Wine around the Downs
This is English Wine Week and here in the South Downs we’ve got a lot to celebrate. Our (usually) sunny and (supposedly) warming climate, together with favourable soil that closely resembles the Champagne region of France, has produced an explosion of wine making in West Sussex in recent decades.
With both classic sparkling wine varietals such as Pinot Noir, Pinot Meunier and Chardonnay, and grapes for still wines such as Bacchus and Rondo, all thriving in the Sussex Weald we couldn’t be more spoilt for choice.
So in English Wine Week, why not take a tour of our local vineyards. Almost all offer tours and tastings, and you can usually book the tours and buy the wines online. If you can’t make it in person, then take a ‘virtual’ tour and treat yourself to a bottle from each one!
Nyetimber is probably one of the best known wine makers in the area, with vineyards in West Sussex and Hampshire. Owner and CEO, Eric Heerema’s vision from the start was to rival the best wine in the world, including Champagne. Nyetimber’s winemaker Cherie Spriggs believes that what distinguishes an outstanding wine from a good one is precision and attention to detail in every part of the process, every day. It seems to have paid off – in 2016 at the International Wine and Spirit Competition (IWSC), they were awarded the English Wine Producer of the Year.

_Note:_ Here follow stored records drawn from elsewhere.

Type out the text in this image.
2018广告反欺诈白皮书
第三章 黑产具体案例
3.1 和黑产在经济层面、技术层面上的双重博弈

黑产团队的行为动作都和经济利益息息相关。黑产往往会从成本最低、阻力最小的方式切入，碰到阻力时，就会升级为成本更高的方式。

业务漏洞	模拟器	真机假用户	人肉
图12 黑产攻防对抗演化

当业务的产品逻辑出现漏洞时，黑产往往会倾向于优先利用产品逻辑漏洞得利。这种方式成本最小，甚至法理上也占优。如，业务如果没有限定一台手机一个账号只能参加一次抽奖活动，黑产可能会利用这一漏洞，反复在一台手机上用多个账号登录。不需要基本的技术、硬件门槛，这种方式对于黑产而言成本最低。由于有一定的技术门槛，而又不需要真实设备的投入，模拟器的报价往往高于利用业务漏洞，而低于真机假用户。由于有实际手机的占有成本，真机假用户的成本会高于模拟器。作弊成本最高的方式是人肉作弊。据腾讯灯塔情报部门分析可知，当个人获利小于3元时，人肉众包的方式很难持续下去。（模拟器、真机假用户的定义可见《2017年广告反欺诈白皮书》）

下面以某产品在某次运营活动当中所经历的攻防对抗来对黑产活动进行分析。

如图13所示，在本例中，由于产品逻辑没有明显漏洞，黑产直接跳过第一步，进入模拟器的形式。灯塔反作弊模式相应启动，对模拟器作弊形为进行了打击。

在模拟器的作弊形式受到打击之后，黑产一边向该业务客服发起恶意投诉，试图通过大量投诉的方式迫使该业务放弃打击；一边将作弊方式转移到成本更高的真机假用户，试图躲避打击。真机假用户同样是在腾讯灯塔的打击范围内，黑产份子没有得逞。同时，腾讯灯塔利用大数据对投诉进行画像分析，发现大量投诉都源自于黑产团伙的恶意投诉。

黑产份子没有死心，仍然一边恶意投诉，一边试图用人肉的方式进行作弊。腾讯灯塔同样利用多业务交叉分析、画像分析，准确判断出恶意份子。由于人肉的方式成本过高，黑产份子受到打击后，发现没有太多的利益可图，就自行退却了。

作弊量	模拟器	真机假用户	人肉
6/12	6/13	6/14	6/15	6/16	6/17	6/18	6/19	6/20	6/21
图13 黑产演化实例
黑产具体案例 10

Snapping at their heels, are the wines of Wiston Estate at Washington. Owned and managed by the Goring family since 1743, it was only in 2006 that the first vines were planted on the Estate, after Harry Goring succumbed to the lifelong ambition of his wife, Pip, to plant a vineyard . Under the direction of winemaker Dermot Sugrue, Wiston Wines were chosen by Decanter magazine experts to be amongst the sparkling wines and Champagne that most impressed them in 2016.
Down in Halnaker, near Chichester, The Tinwood Estate is also making a name for its wines on land originally purchased by a Dutchman to grow lettuces. Ten years ago his son, Art Tukker, found a much better use for the land and has planted almost 100000 vines on his 65 acres of chalky, flinty soil. And if you happen to indulge a touch too much on your tour, then you could always stay in one of the three luxury lodges on the Estate.
The wines of the Blackdown Ridge Estate near Haslemere are the result of the vision of owner, Professor Martin Cook, who has lived on the estate for 20 years. A passionate wine-lover, Martin was inspired to create his vineyard when an Italian family friend and winemaker suggested that the beautiful south-facing slopes of Blackdown would be perfect for growing vines.
Stopham Vineyard, near Pulborough, specialises in white wine production from hand-harvested grapes grown in a vineyard next to the River Arun. Director of Winemaking, Simon Woodhead, came into winemaking after a career in design for a Formula 1 team so presumably applies the same precision and attention to detail in his winery. Stopham’s debut 2010 vintage (a still dry white, pinot blanc) is stocked by Raymond Blanc’s fashionable Le Manoir au Quat’Saisons restaurant, and was served to the Queen and Prince Philip on the royal barge during their golden wedding anniversary celebrations
Just up the road from Stopham are Nutbourne Vineyards, a family run boutique wine producer of award winning still and sparkling wines. Owned by the Gladwin family (who know a thing or two about fine dining and catering), the winery is headed up by consultant Wine Maker, Owen Elias, several times winner of the UK Wine Maker of the Year. One of the pioneers of wine grape growing in the UK, the Estate now produces between 40000 and 60000 bottles a year.
Coming back East along the A272 you’ll find Upperton Vineyards at Tillington. First planted by Andy Rogers in 2005 with 800 trial vines initially for still wine production, additional vines for high quality sparkling wine were subsequently planted and there are now 32000 vines at Upperton. The vineyard is now a family affair with son James as Vineyard Manager and daughters Heidi and Sarah joining to help visitors understand and enjoy the wines.
With such perfect soil and a growing industry in the area, it’s no wonder we are now seeing the emergence of micro-vineyards such as Trotton Vineyards near Rogate and Coldharbour Vineyard at Pulborough. The former send their grapes to Simon Woodhead at Stopham for the winemaking and the latter use the skills they first honed at Nyetimber.
It’s an exciting time West Sussex wines and we looking forward to supporting them all in English Wine Week 2017.